Transplante Renal: Sobrevida, Riscos e Função do Enxerto

PUC-PR Saúde - Pontifícia Universidade Católica do Paraná — Prova 2024

Enunciado

Sobre o transplante renal, é CORRETO afirmar: I. Em longo prazo, o transplante renal possui mortalidade geral menor que pacientes mantidos em hemodiálise no mesmo período. II. O transplante renal intervivos possui maior sobrevida órgão-específica quando comparado ao transplante de doador falecido. III. Função tardia do enxerto é uma complicação significativa, pois além de aumentar o tempo de internamento, está associado a uma pior sobrevida órgão-específica, principalmente quando sua duração for maior que 2 semanas. IV. Tempo de isquemia fria do órgão, idade do doador e função renal basal do doador são fatores de risco para função tardia do enxerto.

Alternativas

  1. A) I e II estão corretas.
  2. B) I, II e III estão corretas.
  3. C) I, II e IV estão corretas.
  4. D) I e IV estão corretas.
  5. E) Todas estão corretas.

Pérola Clínica

Transplante renal > Diálise em sobrevida. Doador vivo > Falecido em duração do enxerto.

Resumo-Chave

O transplante renal é o tratamento de escolha para doença renal crônica terminal, oferecendo melhor qualidade de vida e menor mortalidade a longo prazo que a diálise.

Contexto Educacional

O transplante renal representa o padrão-ouro para a substituição da função renal. Dados epidemiológicos confirmam que, apesar dos riscos cirúrgicos e da imunossupressão, a sobrevida do paciente transplantado é significativamente superior à de pacientes em lista de espera mantidos em diálise. A superioridade do doador vivo deve-se ao menor tempo de isquemia (frequentemente isquemia fria mínima) e à melhor seleção clínica do doador. A Função Tardia do Enxerto (DGF) é uma manifestação de lesão de isquemia-reperfusão, sendo um desafio clínico que exige manejo rigoroso de fluidos e monitoramento imunológico, pois sua duração prolongada correlaciona-se negativamente com o desfecho funcional do órgão.

Perguntas Frequentes

Por que o transplante é superior à diálise?

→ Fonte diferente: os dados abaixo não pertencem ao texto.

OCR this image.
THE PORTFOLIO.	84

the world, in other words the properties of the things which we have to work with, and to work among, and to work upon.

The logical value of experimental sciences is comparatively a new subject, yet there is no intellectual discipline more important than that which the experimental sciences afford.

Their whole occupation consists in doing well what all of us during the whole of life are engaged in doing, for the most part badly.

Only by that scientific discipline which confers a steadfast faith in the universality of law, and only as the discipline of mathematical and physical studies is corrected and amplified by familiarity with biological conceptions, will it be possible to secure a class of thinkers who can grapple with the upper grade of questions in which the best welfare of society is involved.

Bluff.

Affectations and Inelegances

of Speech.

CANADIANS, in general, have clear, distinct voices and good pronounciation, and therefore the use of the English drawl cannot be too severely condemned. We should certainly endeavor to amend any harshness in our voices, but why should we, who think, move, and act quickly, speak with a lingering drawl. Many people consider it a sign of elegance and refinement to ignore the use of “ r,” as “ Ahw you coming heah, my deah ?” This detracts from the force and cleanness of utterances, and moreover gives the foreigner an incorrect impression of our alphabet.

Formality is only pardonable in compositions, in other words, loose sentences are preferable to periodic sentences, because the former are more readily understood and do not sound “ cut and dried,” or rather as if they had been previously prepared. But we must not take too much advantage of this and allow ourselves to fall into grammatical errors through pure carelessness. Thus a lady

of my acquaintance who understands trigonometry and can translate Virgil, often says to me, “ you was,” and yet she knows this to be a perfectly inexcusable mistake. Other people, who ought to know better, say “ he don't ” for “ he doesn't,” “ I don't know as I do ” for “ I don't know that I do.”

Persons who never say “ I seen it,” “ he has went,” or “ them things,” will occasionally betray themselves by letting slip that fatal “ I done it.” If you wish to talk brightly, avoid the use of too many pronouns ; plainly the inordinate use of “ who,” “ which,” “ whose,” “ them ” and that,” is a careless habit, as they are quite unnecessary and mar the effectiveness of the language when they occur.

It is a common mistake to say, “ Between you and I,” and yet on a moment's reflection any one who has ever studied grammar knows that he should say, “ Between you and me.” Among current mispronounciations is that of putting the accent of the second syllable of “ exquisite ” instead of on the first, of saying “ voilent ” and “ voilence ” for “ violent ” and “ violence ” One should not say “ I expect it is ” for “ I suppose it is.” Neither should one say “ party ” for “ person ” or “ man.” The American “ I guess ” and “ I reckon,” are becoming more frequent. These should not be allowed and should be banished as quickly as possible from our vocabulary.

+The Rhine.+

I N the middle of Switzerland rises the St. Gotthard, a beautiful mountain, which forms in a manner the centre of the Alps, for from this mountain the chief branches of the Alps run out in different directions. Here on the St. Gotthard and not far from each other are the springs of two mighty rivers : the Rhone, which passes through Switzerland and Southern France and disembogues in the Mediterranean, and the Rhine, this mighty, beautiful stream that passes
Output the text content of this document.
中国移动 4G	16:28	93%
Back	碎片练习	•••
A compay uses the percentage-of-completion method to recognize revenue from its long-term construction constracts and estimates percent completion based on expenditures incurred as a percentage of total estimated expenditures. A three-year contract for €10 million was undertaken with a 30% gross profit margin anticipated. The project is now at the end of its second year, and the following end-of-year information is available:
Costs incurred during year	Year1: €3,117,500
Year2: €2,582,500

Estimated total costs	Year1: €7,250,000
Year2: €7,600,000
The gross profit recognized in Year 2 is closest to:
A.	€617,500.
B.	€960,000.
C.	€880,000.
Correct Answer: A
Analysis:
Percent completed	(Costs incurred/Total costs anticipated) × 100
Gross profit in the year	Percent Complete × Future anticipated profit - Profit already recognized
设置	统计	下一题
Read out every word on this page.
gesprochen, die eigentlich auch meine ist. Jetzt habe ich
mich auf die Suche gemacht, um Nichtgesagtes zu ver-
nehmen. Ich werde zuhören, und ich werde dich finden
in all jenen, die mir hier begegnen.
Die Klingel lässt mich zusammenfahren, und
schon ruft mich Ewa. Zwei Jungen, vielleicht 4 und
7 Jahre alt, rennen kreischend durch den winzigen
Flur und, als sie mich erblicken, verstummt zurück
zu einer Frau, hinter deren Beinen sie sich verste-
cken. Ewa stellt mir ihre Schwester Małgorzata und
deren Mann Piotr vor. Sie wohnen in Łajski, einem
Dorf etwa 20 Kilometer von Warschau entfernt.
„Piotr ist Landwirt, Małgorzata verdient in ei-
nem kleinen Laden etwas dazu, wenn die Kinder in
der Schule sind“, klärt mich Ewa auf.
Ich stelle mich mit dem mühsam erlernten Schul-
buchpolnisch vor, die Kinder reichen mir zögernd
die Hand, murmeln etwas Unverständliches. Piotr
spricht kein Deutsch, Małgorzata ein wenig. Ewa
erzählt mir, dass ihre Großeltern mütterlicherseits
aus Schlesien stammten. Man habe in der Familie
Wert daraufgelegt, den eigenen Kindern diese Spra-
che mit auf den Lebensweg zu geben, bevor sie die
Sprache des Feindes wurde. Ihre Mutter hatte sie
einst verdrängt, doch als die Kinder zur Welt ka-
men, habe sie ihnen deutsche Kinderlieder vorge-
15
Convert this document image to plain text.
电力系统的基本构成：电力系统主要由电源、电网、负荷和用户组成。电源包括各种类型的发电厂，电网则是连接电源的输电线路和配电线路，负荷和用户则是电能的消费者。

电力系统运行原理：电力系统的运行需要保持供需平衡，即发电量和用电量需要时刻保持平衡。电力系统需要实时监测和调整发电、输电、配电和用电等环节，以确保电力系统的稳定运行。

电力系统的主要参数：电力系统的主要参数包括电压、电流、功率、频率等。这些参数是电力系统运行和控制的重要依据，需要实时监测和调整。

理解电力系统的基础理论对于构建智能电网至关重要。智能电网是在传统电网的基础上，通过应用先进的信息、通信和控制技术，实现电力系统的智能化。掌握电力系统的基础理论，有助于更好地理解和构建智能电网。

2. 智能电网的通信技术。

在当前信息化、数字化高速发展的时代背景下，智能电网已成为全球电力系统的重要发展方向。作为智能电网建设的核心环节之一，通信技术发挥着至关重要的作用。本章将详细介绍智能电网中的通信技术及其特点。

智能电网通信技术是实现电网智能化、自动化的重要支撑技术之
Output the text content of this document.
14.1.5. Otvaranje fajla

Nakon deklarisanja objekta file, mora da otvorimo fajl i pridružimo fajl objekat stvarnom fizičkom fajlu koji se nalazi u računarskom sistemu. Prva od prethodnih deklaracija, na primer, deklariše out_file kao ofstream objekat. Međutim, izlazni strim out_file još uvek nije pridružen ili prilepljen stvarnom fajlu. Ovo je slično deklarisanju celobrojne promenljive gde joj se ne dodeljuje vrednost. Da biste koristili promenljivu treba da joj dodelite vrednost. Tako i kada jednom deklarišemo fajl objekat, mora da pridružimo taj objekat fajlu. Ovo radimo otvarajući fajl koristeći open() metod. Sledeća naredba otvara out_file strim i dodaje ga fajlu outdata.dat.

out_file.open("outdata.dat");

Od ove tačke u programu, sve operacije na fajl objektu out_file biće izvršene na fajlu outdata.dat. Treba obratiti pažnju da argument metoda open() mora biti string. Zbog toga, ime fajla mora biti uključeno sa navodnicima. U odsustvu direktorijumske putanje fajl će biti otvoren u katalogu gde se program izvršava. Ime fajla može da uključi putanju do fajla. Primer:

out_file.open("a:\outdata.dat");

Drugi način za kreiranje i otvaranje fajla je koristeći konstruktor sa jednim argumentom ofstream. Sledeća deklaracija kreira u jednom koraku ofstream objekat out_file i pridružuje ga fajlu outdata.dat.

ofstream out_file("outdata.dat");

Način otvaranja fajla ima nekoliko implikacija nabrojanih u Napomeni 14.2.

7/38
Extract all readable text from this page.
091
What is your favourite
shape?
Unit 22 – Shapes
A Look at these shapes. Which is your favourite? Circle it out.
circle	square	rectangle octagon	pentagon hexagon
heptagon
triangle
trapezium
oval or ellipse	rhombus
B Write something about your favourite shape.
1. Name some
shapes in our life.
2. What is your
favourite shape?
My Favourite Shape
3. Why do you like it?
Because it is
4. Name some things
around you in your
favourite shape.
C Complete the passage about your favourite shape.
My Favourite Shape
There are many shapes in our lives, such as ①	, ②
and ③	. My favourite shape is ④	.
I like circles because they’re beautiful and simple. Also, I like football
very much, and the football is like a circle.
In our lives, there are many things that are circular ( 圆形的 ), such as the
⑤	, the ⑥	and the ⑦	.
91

O transplante renal restaura funções endócrinas e metabólicas que a diálise não supre totalmente, reduzindo complicações cardiovasculares e inflamação crônica, o que resulta em menor mortalidade geral após o período perioperatório inicial.

O que define a Função Tardia do Enxerto (DGF)?

A DGF é classicamente definida como a necessidade de diálise na primeira semana após o transplante. É mais comum em doadores falecidos e está associada a maior risco de rejeição aguda e menor sobrevida do enxerto a longo prazo.

Quais os principais fatores de risco para DGF?

Os fatores incluem tempo de isquemia fria prolongado (> 24h), idade avançada do doador, doadores de critério expandido (DCE), instabilidade hemodinâmica do doador antes da captação e uso de drogas vasoativas em altas doses.